The five big broadcast networks -- ABC, CBS, NBC, Fox and the CW -- were able to drive dollars that were even with or a tick higher than last year's takes. In some cases, however, it looked as if the market for entertainment programming alone was flat.

Need to sell more
"I do think for these guys' total to be up, they have to be selling more inventory," said Michael Nathanson, a media analyst with Sanford C. Bernstein. Networks typically sell between 75% and 80% of their inventory in the upfront market.

The upfront is also not an indicator of how well the networks and their parent companies will do for the year. Many advertisers are taking money they would have earmarked for so-called "scatter" ad time, or advertising that is purchased closer to the time it airs, usually for a premium. Those costs have been steeper than in years past, owing in part to the fact that the big networks have seen ratings decline and advertisers must buy more ads to reach audiences of a size comparable to the past. "It really always comes down to scatter and ratings," said Mr. Nathanson. "Let's see what the fourth-quarter ratings look like."

Potential hole
The TV networks "would rather have the money upfront, and they'll play the scatter game later," said Ed Atorino, a media analyst with The Benchmark Co. "What advertisers are doing is locking in, [but] by taking it out of scatter, they're leaving a potential hole in the market."

NBC sold 80% of its inventory, slightly more than last year, to secure $1.9 billion. NBC took in about $1.8 billion last year. Likewise, ABC sold between 80% and 85% of its inventory, compared with 77% and 82% in last year's market. ABC expects to secure about $2.5 billion this year, compared with $2.4 billion last year. Both networks are including some amount of primetime sports programming in their totals.

CBS has secured approximately $2.5 billion in ad commitments, up from the approximately $2.45 billion it notched last year. The network sold the same amount of inventory it did last year, and its sales are for prime-time entertainment only, according to a person familiar with the situation. It would not specify how much inventory was sold.

Trouble at CW
At the ratings-challenged CW, commitments took a serious tumble, particularly because the network has turned over its Sunday-night schedule over to a third-party studio and did not make that time available to sell. The CW secured between $350 million and $375 million in ad commitments, down from last year's range of $630 million to $650 million.

News Corp.'s Fox was able to secure at least $1.95 billion to $2 billion in ad commitments, according to people familiar with the marketplace. Fox had the best ratings performance among the networks in the recently completed season. Fox secured about $1.9 billion in last year's upfront.
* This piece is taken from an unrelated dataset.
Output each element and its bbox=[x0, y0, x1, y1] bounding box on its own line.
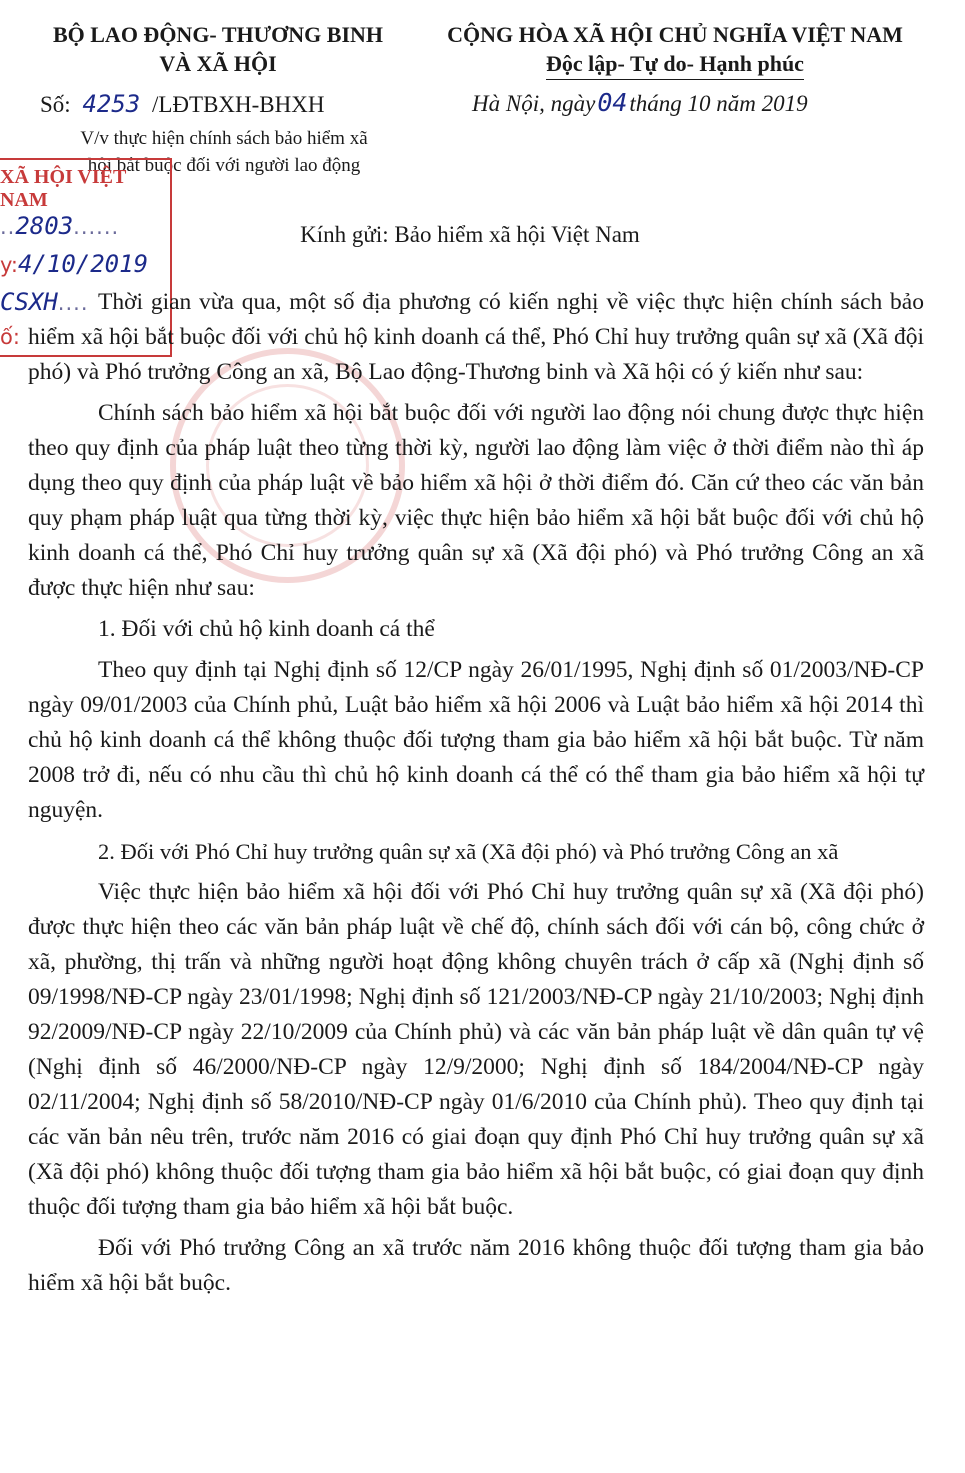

A Fox spokesman declined to comment.

The network totals would represent between $9.2 billion and $9.28 billion, compared with last year's approximate total of about $9.1 billion.

Different strengths
Different networks worked different strengths. Fox, which caters more directly to an audience of young adult men and often boasts edgier programs, did a brisk business among movie studios, according to media buyers. The CW, which aims at a younger, female-skewing audience, saw strength among wireless providers and health and beauty marketers, according to people familiar with the situation.

While the upfront totals look eye-popping, the real dollars involved are much harder to pin down. Upfront totals represent commitments to purchase advertising, but can easily be repurposed or withdrawn depending on the ultimate lineup on a network's schedule. Most network ad-sales executives say they focus on their year-end revenue and profit, not their upfront take. Most analysts use the upfront as a means of tracking advertisers' interest in TV advertising, not as a sign of revenue flowing to the networks' parent companies.